Jancar Kuhlenschmidt Gallery was a contemporary art gallery located in Los Angeles, California, that was open from May 1980 through June 1982.
Tom Jancar inspired by Claire Copley Gallery, which had closed in 1977, opened Jancar Kuhlenschmidt Gallery with partner Richard Kuhlenschmidt in May 1980. Jancar Kuhlenschmidt Gallery was interested in showing important work that was not shown anywhere else and not necessarily for sale, which according to Winnifred Oak, set them apart from commercial art galleries that were driven by sales. Jancar Kuhlenschmidt Gallery showed works by Los Angeles and New York artists who had little previous exposure or were little known prior to their solo exhibitions at the gallery. Artists exhibited include David Amico, David Askevold, Jerry Brane, Kim Hubbard, Louise Lawler, William Leavitt (artist), Richard Prince, Morgan Thomas, Paul Tzanetopoulos, and Christopher Williams. Jancar Kuhlenschmidt Gallery primarily hosted solo exhibitions with the exception of two group shows, a thrift store painting show and their last exhibition in which they featured works by all of the artists who had shown with them since 1980.
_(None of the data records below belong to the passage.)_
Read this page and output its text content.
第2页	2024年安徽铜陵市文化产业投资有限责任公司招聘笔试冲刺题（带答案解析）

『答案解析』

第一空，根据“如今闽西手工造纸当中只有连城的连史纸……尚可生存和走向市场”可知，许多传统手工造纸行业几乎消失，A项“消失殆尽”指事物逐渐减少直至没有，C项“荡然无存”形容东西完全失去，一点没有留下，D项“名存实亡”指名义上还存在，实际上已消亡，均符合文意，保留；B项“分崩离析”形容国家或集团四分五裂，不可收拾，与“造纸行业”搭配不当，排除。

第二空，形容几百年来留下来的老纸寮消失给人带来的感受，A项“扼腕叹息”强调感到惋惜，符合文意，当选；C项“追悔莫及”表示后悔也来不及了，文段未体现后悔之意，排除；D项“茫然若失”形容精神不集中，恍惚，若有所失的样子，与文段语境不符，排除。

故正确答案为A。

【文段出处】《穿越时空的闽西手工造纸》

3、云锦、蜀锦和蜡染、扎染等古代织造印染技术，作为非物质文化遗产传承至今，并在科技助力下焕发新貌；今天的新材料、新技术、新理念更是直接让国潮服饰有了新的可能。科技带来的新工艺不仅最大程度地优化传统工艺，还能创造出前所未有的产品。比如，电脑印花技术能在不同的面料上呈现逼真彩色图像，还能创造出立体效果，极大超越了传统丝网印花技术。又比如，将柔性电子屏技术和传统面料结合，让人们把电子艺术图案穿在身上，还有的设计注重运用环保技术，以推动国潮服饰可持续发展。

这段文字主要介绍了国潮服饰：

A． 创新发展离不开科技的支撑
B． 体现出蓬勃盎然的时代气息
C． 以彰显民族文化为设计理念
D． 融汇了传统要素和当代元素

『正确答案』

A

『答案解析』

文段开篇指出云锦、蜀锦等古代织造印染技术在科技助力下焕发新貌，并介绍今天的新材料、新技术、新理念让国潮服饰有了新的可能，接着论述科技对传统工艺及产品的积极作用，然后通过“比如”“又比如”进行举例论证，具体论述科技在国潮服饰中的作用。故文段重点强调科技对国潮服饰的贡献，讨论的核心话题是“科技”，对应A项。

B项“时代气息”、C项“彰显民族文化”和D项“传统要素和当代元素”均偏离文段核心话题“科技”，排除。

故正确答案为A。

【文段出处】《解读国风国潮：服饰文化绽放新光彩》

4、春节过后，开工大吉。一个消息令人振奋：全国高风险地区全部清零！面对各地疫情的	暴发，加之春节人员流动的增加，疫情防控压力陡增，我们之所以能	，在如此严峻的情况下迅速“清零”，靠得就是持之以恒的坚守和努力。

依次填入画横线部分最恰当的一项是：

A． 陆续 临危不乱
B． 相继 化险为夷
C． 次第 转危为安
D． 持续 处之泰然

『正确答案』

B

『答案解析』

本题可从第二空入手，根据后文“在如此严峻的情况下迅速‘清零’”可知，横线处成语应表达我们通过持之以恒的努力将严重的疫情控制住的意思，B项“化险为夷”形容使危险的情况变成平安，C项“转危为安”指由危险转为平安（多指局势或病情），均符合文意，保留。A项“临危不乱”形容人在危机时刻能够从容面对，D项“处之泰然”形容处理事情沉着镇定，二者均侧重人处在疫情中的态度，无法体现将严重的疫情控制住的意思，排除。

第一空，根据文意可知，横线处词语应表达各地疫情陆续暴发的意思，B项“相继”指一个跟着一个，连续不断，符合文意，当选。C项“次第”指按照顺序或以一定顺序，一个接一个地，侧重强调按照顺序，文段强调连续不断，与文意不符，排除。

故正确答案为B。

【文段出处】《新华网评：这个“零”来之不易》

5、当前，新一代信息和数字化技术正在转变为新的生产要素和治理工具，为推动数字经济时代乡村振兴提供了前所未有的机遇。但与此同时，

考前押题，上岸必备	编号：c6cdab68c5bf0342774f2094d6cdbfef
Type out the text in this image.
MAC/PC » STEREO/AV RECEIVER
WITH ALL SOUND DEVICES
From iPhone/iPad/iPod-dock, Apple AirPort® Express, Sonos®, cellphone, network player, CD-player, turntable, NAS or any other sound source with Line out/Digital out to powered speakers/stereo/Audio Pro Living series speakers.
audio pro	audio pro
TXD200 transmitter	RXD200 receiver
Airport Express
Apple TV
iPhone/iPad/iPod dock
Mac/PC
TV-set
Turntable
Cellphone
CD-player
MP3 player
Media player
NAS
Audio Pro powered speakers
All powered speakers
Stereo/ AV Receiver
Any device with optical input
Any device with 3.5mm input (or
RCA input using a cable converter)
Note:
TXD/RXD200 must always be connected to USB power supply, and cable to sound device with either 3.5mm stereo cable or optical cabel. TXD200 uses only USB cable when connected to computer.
Howard Singerman reviewed David Askevold's solo exhibition "Delville's Visit", after Jean Delville, in Artweek, stating that the work is intentionally ambiguous and makes the viewer contend with the mysticism of Symbolism that still permeates his art. These sentiments were echoed in Howard Singerman's Artforum review of this same exhibition published three months later but this time Singerman goes a step further to suggest that Askevold's work actually tries to position the Symbolists in relation to Postmodernism because they offer a critique of Modernism, just as Askevold does with his installation "Delville's Visit".
Art critic Hunter Drohojowska reviewed the solo exhibition by Richard Prince for pick of the week, in LA Weekly, discussing how he re–presents images that already exist in the world, much like Pop Art but different in that Prince's images make us feel uncomfortable. Christopher Knight (art critic) reviews Prince's show, in Los Angeles Herald Examiner, referring to the works as appropriated imagery because he reframes advertising images and he compares Prince's works to that of two other shows that concurrently show appropriated imagery.
Kathi Norklun reviewed Christopher Williams' work as pick of the week for LA Weekly explaining that the artist created a show that focused on the play between the imagery and the text asking the viewer to draw connections between the two to understand its larger meaning.
Andrea Fraser wrote about Louise Lawler's work and mentioned, in Art in America, how Lawler's work was a representation of institutional critique because she reiterating the name of the gallery, Jancar Kuhlenschmidt, by spelling out each letter of their names in small framed photographs on the gallery wall and nearby she required the gallerists to stand showing photographs of hers from a small portfolio box. Louise Lawler's solo debut at Jancar/Kuhlenschimdt was highlighted as one of the shows to have seen by David Rimanelli who in 2003 wrote an Artforum article looking back at the most important shows of the 80s.
Catalog L.A. Birth of an Art Capital 1955–1985, which accompanied the exhibition Los Angeles 1955–1985: A Birth of an Artistic Capital and was organized by Catherine Grenier in 2006 at the Centre Georges Pompidou, includes a timeline highlighting various art exhibitions including five that took place at Jancar/Kuhlenschmidt Gallery: the opening of Jancar/Kuhlenschmidt Gallery in May 1980; David Askevold’s solo exhibition in January 1981; the group exhibition titled Thrift Store Paintings in 1981; William Leavitt’s solo exhibition in 1982; and a featured spread on Christopher William’s solo exhibition titled Source, The Photographic Archive, John F. Kennedy Presidential Library and Museum in 1982.
The gallery held its last exhibition in June 1982. It was located at 4121 Wilshire Blvd. in the basement of the Los Altos Apartments.